Horst Köhler im Gespräch mit Jugendlichen

„Ich hätte nicht gedacht, dass das so extrem ist“, sagt der 18-jährige Martin Pannier – während am Eingang des Bitterfelder Jugendclubs „Linde“ die Besucher von Sicherheitsleuten mit Detektoren abgetastet werden. Zwei Stuhlreihen hinter ihm entbrennt zwischen drei Jugendlichen eine Diskussion, wer von ihnen die beste Rednerin ist und damit die Aufgabe hat, später eine Frage zu stellen. Nervosität liegt in der Luft. Das ist auch kein Wunder, schließlich schauten gestern der Bundespräsident Horst Köhler und seine Frau Eva Luise in dem Jugendclub vorbei.

„Ich wollte das erst nicht glauben“, sagt „Linde“-Leiterin Elfie Scharske. Seit Mitte September weiß sie von dem geplanten Besuch. In den vergangen Tagen hat sie mit den Jugendlichen noch Tische verrückt, Gläser poliert und Dekorationen aufgestellt. Und dann ist er da. Ganz plötzlich – und in Begleitung einer ganzen Armada von Medienvertretern. Nachdem sich Horst Köhler in das Goldene Buch der Stadt eingetragen und Elfie Scharske den Jugendclub vorgestellt hat, präsentieren Mitglieder des Schulclubs am Gymnasium Wolfen-Stadt ihr neues Projekt: Sie wollen in Marokko eine Grundschule und ein Krankenhaus mit Solarzellen ausstatten. Dafür arbeiten sie mit verschiedenen Firmen in der Region zusammen.
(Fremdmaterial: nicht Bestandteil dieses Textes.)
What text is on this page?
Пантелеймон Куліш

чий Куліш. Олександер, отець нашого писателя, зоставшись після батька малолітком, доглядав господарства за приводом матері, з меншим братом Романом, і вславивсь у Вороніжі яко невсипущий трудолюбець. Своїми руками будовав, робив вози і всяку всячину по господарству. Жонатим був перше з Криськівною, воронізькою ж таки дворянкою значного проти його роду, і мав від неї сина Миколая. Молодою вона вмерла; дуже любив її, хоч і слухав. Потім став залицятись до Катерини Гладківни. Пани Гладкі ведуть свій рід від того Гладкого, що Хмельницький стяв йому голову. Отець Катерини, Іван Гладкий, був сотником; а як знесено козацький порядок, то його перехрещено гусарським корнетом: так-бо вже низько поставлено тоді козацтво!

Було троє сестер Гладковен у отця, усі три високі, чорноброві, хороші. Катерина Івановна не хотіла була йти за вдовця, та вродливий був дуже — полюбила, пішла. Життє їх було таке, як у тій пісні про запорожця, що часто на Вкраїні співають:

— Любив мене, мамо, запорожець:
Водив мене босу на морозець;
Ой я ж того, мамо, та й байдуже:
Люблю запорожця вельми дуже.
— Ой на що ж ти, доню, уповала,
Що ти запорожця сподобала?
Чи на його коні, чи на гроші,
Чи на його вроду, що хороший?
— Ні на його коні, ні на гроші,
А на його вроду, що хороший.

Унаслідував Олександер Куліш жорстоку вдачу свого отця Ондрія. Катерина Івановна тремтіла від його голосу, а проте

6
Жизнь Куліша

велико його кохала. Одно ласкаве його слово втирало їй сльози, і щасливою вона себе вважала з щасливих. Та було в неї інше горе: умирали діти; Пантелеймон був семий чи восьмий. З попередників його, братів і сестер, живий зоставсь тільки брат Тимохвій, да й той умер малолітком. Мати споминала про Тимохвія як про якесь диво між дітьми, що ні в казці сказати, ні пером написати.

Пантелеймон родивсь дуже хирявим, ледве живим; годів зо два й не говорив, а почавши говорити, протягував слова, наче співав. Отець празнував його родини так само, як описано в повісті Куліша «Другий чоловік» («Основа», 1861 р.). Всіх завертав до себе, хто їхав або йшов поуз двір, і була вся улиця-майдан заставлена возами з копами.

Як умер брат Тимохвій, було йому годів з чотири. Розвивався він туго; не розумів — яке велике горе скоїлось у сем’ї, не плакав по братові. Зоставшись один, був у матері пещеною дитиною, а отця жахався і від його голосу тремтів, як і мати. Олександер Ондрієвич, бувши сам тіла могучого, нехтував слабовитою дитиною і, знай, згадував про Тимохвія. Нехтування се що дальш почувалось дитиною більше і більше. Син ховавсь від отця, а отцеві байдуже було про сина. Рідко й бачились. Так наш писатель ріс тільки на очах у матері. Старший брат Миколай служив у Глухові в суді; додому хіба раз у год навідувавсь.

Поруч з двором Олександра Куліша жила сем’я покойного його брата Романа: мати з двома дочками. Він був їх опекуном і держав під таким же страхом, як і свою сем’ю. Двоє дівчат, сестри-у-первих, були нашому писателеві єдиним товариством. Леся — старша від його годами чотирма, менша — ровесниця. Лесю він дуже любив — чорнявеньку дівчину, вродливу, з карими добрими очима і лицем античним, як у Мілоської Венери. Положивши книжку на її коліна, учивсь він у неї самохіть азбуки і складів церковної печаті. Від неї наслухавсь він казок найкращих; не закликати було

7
Aber es bräuchte noch mehr Unterstützung – gerade weil auch andere Projekte verwirklicht werden sollen. „Es gibt immer einen Weg“, sagt daraufhin Köhler – er werde seinen Mitarbeitern von dem Projekt berichten.

Auch sonst zeigen sich die Jugendlichen höchst interessiert. „Was halten Sie von der immer noch nicht zu 100 Prozent um,gesetzten Gleichberechtigung von Mann und Frau?“, fragt etwa eine Jugendliche aus der Schülervertretung der Helene-Lange-Schule in Bitterfeld. „Da gibt es noch einiges aufzuarbeiten“, antwortet Horst Köhler, „meine Frau erinnert mich immer wieder daran.“ Ob sie dem Bundespräsidenten einmal einen Besuch abstatten könnten in seinem Schloss, fragen indes die Wolfener Schüler ganz clever – worauf diesem nichts anderes übrig bleibt, als eine Einladung auszusprechen.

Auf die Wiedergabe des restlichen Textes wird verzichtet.